Exploring by SOC Occupations and Creator Profiles

What makes SkillMD unique is its taxonomy. Instead of simple text search, we parse and organize files according to the Standard Occupational Classification (SOC) system. This means you can discover skills written for Computer and Mathematical roles, Business and Financial operations, Legal, Design, and and Educational Instruction fields. By tracking creator profiles, developers can study how different teams organize their custom instructions, compare version updates, and fork public configs for specialized enterprise use cases.
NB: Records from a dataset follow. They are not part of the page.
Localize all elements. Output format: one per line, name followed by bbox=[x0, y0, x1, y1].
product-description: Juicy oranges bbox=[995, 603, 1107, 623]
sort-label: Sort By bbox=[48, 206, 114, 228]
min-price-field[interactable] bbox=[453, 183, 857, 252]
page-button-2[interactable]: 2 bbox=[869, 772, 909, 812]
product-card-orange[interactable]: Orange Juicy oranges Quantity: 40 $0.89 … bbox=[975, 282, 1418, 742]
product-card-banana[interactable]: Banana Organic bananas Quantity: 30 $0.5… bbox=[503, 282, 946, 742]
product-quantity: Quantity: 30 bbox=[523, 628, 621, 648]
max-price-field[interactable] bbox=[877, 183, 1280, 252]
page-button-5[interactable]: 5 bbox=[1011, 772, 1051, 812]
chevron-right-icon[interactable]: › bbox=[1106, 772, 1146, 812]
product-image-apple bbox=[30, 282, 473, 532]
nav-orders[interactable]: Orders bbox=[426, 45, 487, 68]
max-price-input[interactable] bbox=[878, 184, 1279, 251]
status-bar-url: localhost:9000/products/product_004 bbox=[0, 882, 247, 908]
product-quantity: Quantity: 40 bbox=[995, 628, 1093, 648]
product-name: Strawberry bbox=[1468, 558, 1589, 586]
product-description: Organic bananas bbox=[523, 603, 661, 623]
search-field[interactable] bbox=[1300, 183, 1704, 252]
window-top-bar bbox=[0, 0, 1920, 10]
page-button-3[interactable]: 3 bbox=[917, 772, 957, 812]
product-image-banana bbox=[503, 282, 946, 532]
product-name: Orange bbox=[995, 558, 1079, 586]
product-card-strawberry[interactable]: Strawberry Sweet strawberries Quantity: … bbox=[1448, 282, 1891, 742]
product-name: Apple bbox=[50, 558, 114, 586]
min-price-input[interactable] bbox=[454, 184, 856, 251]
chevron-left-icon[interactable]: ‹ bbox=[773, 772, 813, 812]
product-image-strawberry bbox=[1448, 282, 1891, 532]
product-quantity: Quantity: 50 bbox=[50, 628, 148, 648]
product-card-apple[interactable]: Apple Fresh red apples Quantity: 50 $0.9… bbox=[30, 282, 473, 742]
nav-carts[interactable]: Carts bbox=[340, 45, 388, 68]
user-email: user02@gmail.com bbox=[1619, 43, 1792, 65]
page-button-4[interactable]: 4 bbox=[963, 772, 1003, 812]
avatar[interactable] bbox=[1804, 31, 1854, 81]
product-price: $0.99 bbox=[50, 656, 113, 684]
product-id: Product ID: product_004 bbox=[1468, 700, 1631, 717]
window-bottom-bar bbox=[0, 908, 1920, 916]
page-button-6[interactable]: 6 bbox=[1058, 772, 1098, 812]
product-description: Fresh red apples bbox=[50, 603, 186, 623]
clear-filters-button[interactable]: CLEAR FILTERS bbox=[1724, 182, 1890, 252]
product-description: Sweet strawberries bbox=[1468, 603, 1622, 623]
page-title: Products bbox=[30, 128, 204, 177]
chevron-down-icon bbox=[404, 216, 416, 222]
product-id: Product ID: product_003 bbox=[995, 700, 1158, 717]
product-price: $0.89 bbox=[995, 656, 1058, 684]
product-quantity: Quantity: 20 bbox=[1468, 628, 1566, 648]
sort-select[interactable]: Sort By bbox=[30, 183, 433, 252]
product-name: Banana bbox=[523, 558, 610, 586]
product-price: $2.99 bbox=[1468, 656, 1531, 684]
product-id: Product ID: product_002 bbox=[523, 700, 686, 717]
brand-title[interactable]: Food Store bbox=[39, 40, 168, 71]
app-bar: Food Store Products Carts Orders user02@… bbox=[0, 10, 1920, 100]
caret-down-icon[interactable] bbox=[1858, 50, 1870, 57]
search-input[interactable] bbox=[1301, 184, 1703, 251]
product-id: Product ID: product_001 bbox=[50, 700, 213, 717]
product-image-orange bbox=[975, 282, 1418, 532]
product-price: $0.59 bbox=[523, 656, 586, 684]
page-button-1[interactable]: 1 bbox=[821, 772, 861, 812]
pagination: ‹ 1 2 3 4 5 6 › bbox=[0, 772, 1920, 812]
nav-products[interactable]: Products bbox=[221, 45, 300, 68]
SkillMD operates as a high-performance index running on a fast Go backend and a highly responsive Astro SSR frontend. All search queries execute in milliseconds, featuring smart debouncing to prevent multiple API requests while keeping user data secure. Join our community of developers to standardize your AI agent instructions and optimize your LLM prompting workflows today.

8 QUESTIONS

Frequently Asked Questions

A practical guide to agent skills: what they are, how to inspect them, and how SkillMD helps you explore the ecosystem.